All-Season Tires

Performance Testing All-Weather Tires Versus All-Season Tires

by TrackWorthy,

Who knew that all-season tires really aren’t suitable for use in all four seasons. Those in the know, refer to them as three-season tires. If you live in a climate that experiences spring, summer, fall and cold and snowy winters, then you should not be using all-season tires during the winter months. Once temperatures dip below +7 degrees Celsius, you should switch to all-weather or winter tires.

Kal Tire wanted to demonstrate the different handling capabilities and characteristics of all-weather tires verses all-season tires. They set up a series of handling courses, in a controlled environment, so that we could experience firsthand, the impact of switching from all-season to all-weather tires.

We drove a Volkswagen Jetta equipped with factory installed all-seasons (the black car) and one equipped with Nokian WR G4 all-weather tires (the white car). Nokian invented winter tires and all-weather tires. They released the first all-weather Nokian WR tire to the consumer market in the early 2000’s. Kal Tire was the first retailer in North American to offer these tires to consumers.

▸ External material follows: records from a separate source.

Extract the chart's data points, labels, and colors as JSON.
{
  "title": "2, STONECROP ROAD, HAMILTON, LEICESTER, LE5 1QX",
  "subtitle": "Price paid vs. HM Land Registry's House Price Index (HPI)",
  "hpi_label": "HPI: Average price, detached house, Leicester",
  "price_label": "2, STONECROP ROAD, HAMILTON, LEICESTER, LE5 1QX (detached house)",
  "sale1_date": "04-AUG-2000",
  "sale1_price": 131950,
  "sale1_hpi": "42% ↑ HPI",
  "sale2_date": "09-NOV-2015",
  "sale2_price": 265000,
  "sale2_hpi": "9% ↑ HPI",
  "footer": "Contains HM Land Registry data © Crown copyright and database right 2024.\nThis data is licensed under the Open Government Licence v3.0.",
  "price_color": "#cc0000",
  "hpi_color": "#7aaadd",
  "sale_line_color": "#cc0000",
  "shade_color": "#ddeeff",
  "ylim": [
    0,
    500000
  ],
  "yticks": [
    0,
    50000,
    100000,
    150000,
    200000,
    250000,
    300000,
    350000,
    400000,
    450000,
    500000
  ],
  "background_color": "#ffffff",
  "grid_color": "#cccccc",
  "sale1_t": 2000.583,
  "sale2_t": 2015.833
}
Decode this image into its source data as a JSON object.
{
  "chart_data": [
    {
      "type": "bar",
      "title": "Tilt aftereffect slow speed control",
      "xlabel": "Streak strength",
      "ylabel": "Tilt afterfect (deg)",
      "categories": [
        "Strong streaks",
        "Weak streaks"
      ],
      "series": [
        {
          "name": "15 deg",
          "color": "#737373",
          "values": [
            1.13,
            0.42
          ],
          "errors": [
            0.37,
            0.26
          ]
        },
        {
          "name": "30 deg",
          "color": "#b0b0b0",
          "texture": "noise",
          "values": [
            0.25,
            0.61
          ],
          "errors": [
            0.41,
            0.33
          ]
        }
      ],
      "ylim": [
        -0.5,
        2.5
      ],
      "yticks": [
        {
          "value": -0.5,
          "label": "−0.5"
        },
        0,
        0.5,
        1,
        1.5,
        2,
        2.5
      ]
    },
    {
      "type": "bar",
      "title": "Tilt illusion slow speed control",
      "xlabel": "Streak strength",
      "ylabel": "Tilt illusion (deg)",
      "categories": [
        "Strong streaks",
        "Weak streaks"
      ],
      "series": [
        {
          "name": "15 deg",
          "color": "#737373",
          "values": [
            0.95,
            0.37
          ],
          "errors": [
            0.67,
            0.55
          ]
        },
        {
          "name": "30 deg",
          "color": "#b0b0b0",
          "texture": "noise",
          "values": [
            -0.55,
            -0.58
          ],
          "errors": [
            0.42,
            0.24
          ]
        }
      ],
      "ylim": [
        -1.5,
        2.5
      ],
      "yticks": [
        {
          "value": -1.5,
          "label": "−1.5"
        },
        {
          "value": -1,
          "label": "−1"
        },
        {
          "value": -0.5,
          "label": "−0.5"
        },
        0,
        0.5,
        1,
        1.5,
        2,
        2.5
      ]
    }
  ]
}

In the braking exercise, we tested the tires emergency stopping capabilities. We accelerated to 50 km/h, then hit the brakes as hard as we could. In each case, the all-weather tires stopped a distance of 10 feet shorter than the all-season tires. That might not seem like a big distance, but imagine slamming on the brakes in a snowstorm in rush-hour traffic. That could mean the difference between not hitting the vehicle in front of you, to ending up in potentially dangerous and expensive fender-bender. Extrapolate that to highway speeds, and the difference in stopping distances would be that much more impactful.

Kal Tires’ independent test result were even more dramatic, determining that all-weather tires stopped in about fifteen feet shorter distance than the all-season tires. That is the distance of one car length.

Kal Tire Test Rating
Braking on ice at 30 km/k
– All-Season Tire: 2.5 stars (out of 5)
– All-Weather Tire: 3.5 stars
– Winter Tire: 4.5 stars

Kal Tire Test Rating
Braking on snow at 50 km/k
– All-Season Tire: 2.0 stars (out of 5)
– All-Weather Tire: 4.0 stars
– Winter Tire: 4.5 stars

Where the all-weather tires really shone, was in the two handling courses. We lapped the skip pad at 25 to 35 km/h. The handling capabilities of the all-weather tire were much higher than the all-seasons. The level of understeer from the all-season tires was very apparent. The car consistently wanted to slide off of the snow and out onto the paved surface. The transition, from snow to dry surfaces, was much more abrupt as well, because the car arrived at the paved section with so much understeer. The all-weather tires had less understeer and therefore transitioned well onto the paved section, with the front wheels doing what they are intended to do, which is steer the car in the direction you want to go. We were cornering so much faster and consistently with the all-weather tires that it made us dizzy, which was a good thing. It meant that the all-weather tires were doing their job. The difference between the two tires was very noticeable.

Kal Tire Test Rating
Cornering on ice
– All-Season Tire: 1.5 stars (out of 5)
– All-Weather Tire: 3.0 stars
– Winter Tire: 4.0 stars

Kal Tire Test Rating
Cornering on snow
– All-Season Tire: 2.0 stars (out of 5)
– All-Weather Tire: 3.5 stars
– Winter Tire: 4.5 stars

The slalom course, with its snow covered and dry sections, was the highlight of the day. We attacked it as aggressively as we could and the all-season tires provided very low levels of grip and confidence. Trying to maintain some speed through the cones was like racing in slow motion. Again we experienced significant understeer and a general sense of a lack of control and pace. We were trying to make it through the cones as quickly as possible, we just couldn’t. The all-weather tires were so much more fun! We were much more aggressive with our throttle and cornering inputs because the all-weather tires delivered appreciably higher levels of grip, performance and confidence. We came away from this exercise really questioning just how safe it is using all-season tires in snowy conditions.

Driving a two ton vehicle, on rubber tires, with four contact patches the size of your hand, on snow and ice in freezing weather, seems like a recipe for disaster. Winter driving on all-season/three season tires hinders the driver’s ability to defend themselves against Mother Nature’s cold weather offerings. The next rung up the winter driving performance ladder are a set of all-weather tires. They aren’t going to perform as well as a dedicated set of winter tires, but they are going to perform better in every respect compared to all-season tires. An additional bonus for all-weather tires, is they are suitable for use all year long. Switching from all-season to winter tires is a bit of a process, and requires the storing of a set of tires or wheels and tires throughout the year. That is not necessary if you have one set of all-weather tires.

Driving exercises like this are very useful and really help illustrate the different performance handling characteristics of these two types of tires. There is no question that experiencing this firsthand helps drive home the point that we really need to do everything we can to try to equip our cars with the best tires possible to safely navigate through the winter driving season.